長谷川和彦は、その後『太陽を盗んだ男』を撮り、そして沈黙した。村上龍が5本の脚本を書いたが、長谷川は一本も採用しなかった。『笑う原爆』という企画もあったが、実現しなかった。彼は、「撮りたい映画」しか撮らなかった。いや、「撮れる映画」がなかったのかもしれない。

しかし、たった2本で、長谷川和彦は日本映画史に消えない足跡を残した。『青春の殺人者』は、今も多くの映画作家に影響を与え続けている。その同心円構造、その狂気の描写、その救いのなさ。これらは、後の日本映画に確実に受け継がれている。

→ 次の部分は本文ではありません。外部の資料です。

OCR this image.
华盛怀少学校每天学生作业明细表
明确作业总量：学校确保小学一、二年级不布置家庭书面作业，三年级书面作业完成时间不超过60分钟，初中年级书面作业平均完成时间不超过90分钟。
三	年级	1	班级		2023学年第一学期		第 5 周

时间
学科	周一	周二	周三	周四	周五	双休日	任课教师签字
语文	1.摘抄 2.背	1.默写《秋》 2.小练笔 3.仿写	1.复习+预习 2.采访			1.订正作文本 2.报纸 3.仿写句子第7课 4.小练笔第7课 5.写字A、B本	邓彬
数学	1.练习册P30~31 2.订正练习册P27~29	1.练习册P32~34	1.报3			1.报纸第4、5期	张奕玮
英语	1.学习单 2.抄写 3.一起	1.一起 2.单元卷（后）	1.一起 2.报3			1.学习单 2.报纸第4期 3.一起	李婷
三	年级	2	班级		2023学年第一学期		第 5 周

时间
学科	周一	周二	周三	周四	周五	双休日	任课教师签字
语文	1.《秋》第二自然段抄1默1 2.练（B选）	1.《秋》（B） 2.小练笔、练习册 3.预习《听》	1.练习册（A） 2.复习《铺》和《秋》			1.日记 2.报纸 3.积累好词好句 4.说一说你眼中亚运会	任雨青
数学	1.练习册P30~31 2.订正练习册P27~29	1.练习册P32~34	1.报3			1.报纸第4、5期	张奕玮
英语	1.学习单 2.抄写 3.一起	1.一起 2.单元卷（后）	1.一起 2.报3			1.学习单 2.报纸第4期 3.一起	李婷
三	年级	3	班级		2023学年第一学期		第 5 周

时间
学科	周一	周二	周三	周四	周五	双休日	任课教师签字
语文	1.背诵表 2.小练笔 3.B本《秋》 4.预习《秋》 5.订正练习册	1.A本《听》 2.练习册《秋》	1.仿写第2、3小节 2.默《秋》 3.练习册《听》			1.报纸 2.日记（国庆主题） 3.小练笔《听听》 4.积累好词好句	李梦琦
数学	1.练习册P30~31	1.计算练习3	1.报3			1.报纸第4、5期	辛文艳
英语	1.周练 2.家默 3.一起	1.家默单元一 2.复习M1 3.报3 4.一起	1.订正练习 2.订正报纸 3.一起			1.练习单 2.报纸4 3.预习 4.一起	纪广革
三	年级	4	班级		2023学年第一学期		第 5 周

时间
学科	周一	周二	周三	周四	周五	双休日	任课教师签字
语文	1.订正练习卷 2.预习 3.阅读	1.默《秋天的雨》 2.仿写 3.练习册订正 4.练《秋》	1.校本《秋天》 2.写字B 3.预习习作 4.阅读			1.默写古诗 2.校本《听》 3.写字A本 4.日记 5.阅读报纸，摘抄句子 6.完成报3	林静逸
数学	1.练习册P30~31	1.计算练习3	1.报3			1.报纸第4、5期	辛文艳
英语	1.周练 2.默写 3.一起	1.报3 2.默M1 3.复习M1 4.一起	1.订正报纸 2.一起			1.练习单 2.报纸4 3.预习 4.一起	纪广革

2026年2月3日、長谷川和彦の葬儀が行われ、喪主は女優の室井滋が務めた。彼女は長谷川の教え子であり、彼の才能を最後まで信じ続けた一人である。長谷川和彦は、映画を撮れなかった47年間、何を考えていたのだろうか。撮れなかった映画の幻影を、どれほど追い続けていたのだろうか。

結論 家族という監獄からの脱出は不可能である

『青春の殺人者』が突きつけるのは、「家族という監獄からの脱出は不可能である」という残酷な真実である。ジュロは父親を殺し、家から逃げ出すが、結局は別の家族の中に閉じ込められる。同心円の外に出ようとすればするほど、彼はより深く円の中心に引き寄せられていく。

この構造は、現代においても変わらない。私たちは、家族という最小単位の中で生まれ、その円の中で育ち、そしてその円から逃れることができない。逃れようとすれば、別の円に閉じ込められる。長谷川和彦は、この逃れられなさを、47年前に完璧に描き切った。

昨日、久しぶりに本作を見返して、改めて長谷川和彦の才能の凄まじさを思い知った。同時に、彼がその後一本も映画を撮れなかった無念を思った。しかし、彼はこの一本で、充分すぎるほどのものを残した。『青春の殺人者』は、永遠に日本映画史に刻まれる傑作である。

長谷川和彦監督のご冥福を心よりお祈りします。